A audiência foi requerida pelo senador Rogério Carvalho (PT-SE), contrário à proposta. Segundo o parlamentar, é necessário um debate mais aprofundado sobre o tema, tendo em vista que o texto modifica a Constituição Federal de 1988. Representantes do Ministério do Meio Ambiente e Mudança do Clima (MMA), da Advocacia-Geral da União (AGU), da Secretaria de Patrimônio da União, do Ministério da Gestão e da Inovação em Serviços Públicos e da Associação S.O.S. Terrenos de Marinha já confirmaram presença.
“Cancunização”
A aprovação da PEC na Câmara, ainda em fevereiro de 2022, ocorreu na mesma semana em que foi aprovado o projeto de lei que regulariza jogos de azar no Brasil. As duas propostas — que seguem para análise no Senado — são categorizadas por organizações que atuam na temática do meio ambiente como “cancunização do Brasil”, em referência à cidade de Cancún, no México, para caracterizar um avanço muito forte do turismo sem fiscalizações.

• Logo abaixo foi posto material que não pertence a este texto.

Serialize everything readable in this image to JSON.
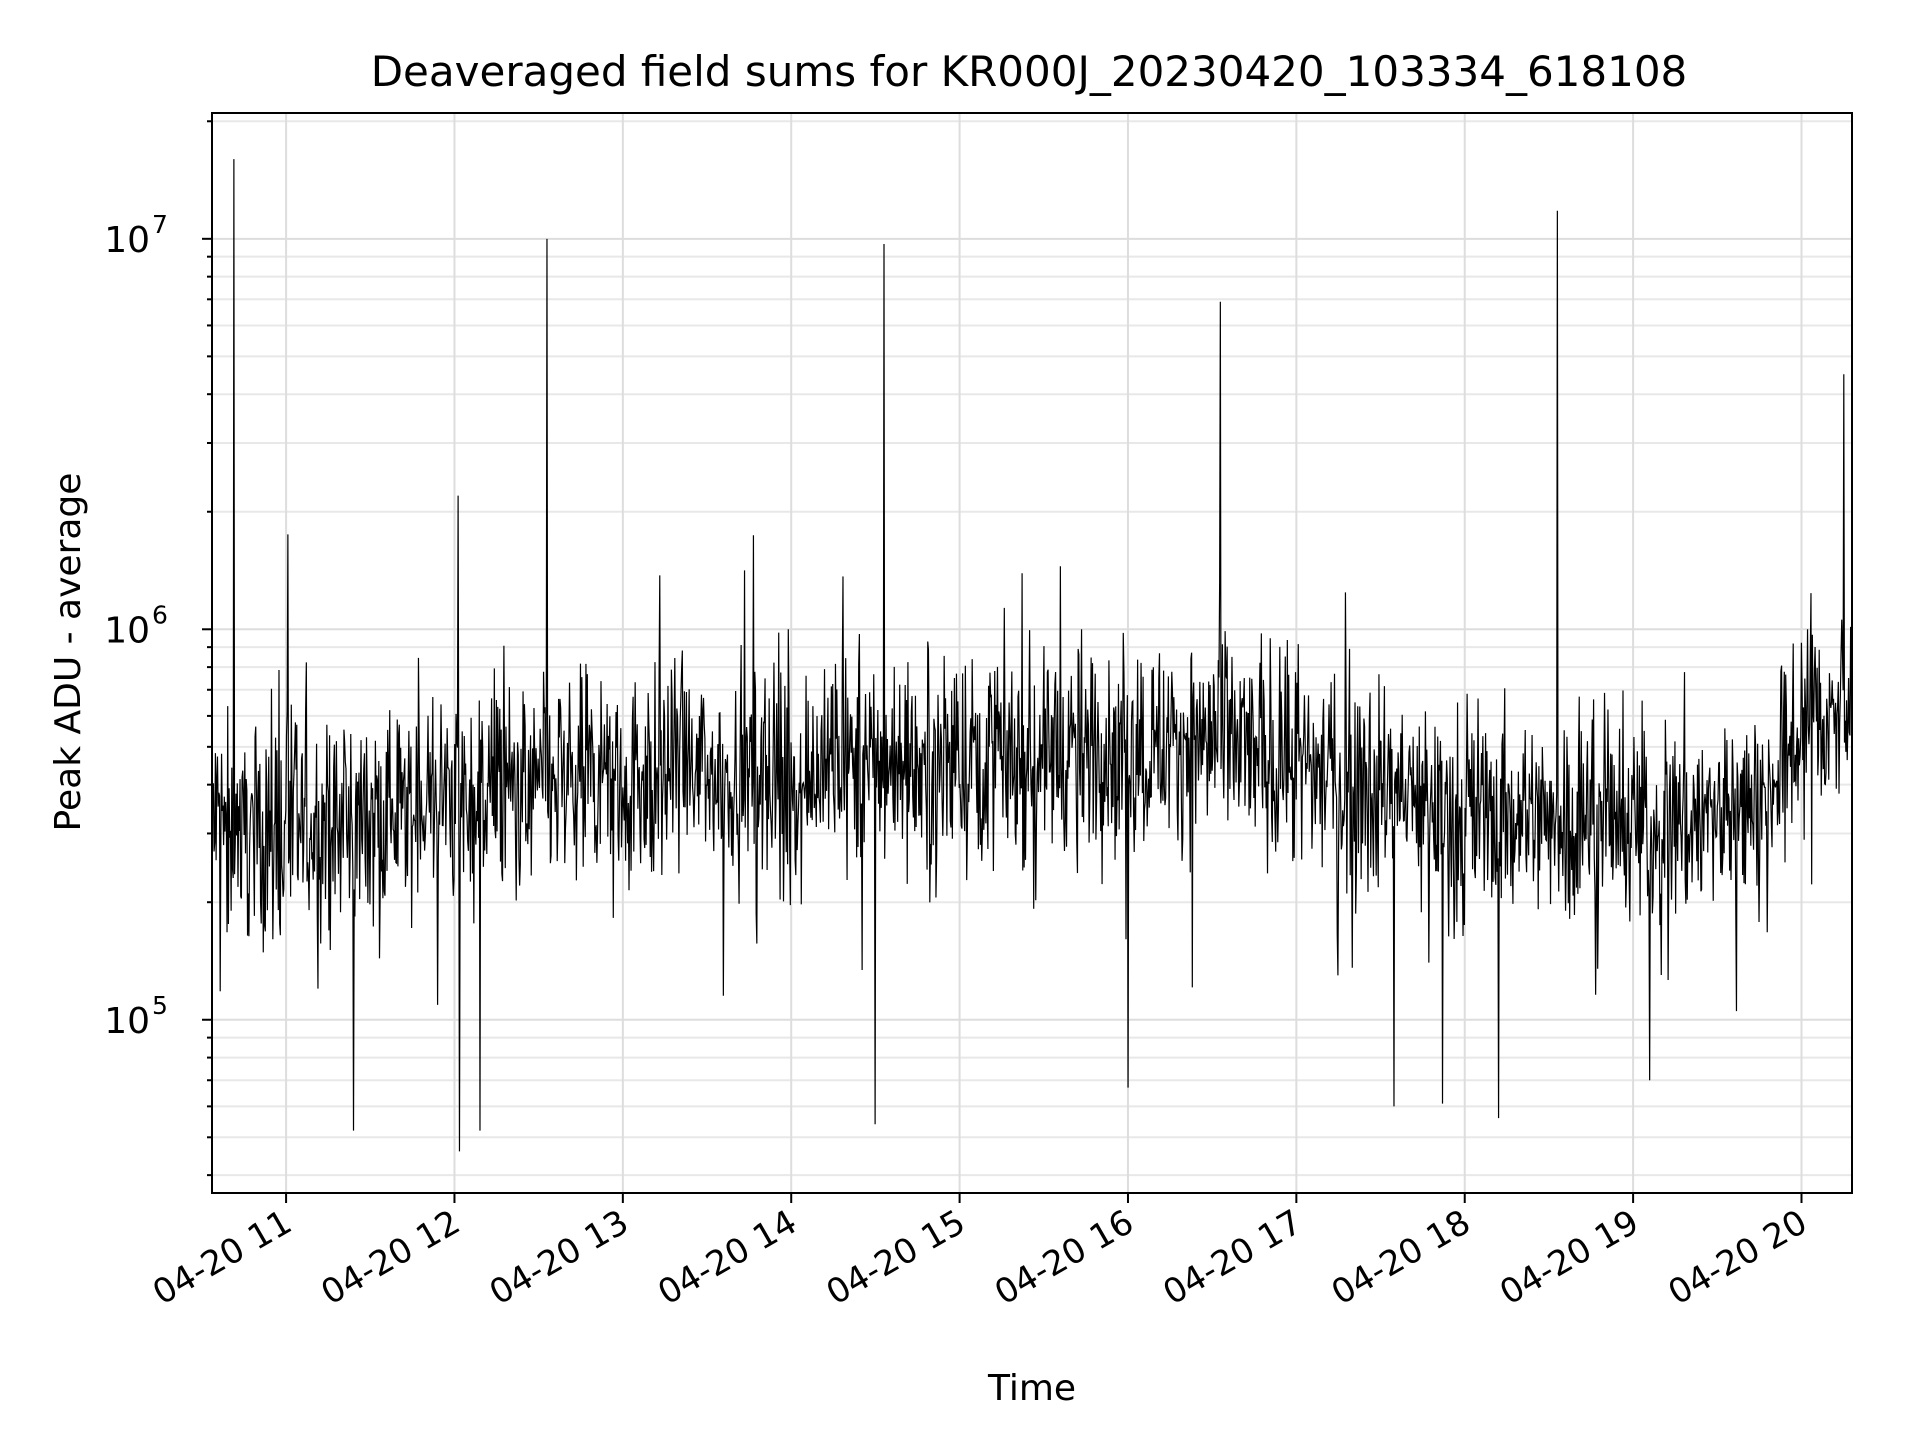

Uma nota do Grupo de Trabalho para Uso e Conservação Marinha, da Frente Parlamentar Ambientalista do Congresso Nacional, afirma ainda que a proposta representa uma “grave ameaça ambiental às praias, ilhas, margens de rios, lagoas e mangues brasileiros e um aval para a indústria imobiliária degradar, além de expulsar comunidades tradicionais de seus territórios”.
Para o coordenador Executivo no Instituto Linha D’Água, Henrique Kefalas, o instrumento da PEC como alternativa para a solução às terras de marinha não seria o melhor caminho a ser adotado pela legislação. “De fato, vemos com bastante preocupação essa transferência da propriedade, ainda que a gente entenda que a transferência da gestão já existe. Já está na lei, e é isso que precisa ser mais bem implementado”, argumenta.
“Esperamos que a audiência pública chame a atenção para esse tema e que a gente consiga argumentar para os parlamentares que é uma solução ruim para um problema real. Então precisamos, na verdade, discutir outras soluções, outros caminhos, que não seja uma emenda à Constituição simplista e que não resolve o problema. Pelo contrário, pode agravá-lo”, acrescenta, ainda, o coordenador.
A proposta foi aprovada na Câmara em fevereiro de 2022. Na ocasião, integrantes do governo Bolsonaro se manifestaram contra a PEC. O impacto da PEC, tanto no bolso dos proprietários como nas contas do governo, é bilionário, e obrigaria os proprietários a pagarem, em até dois anos, 17% dos valores de seus bens.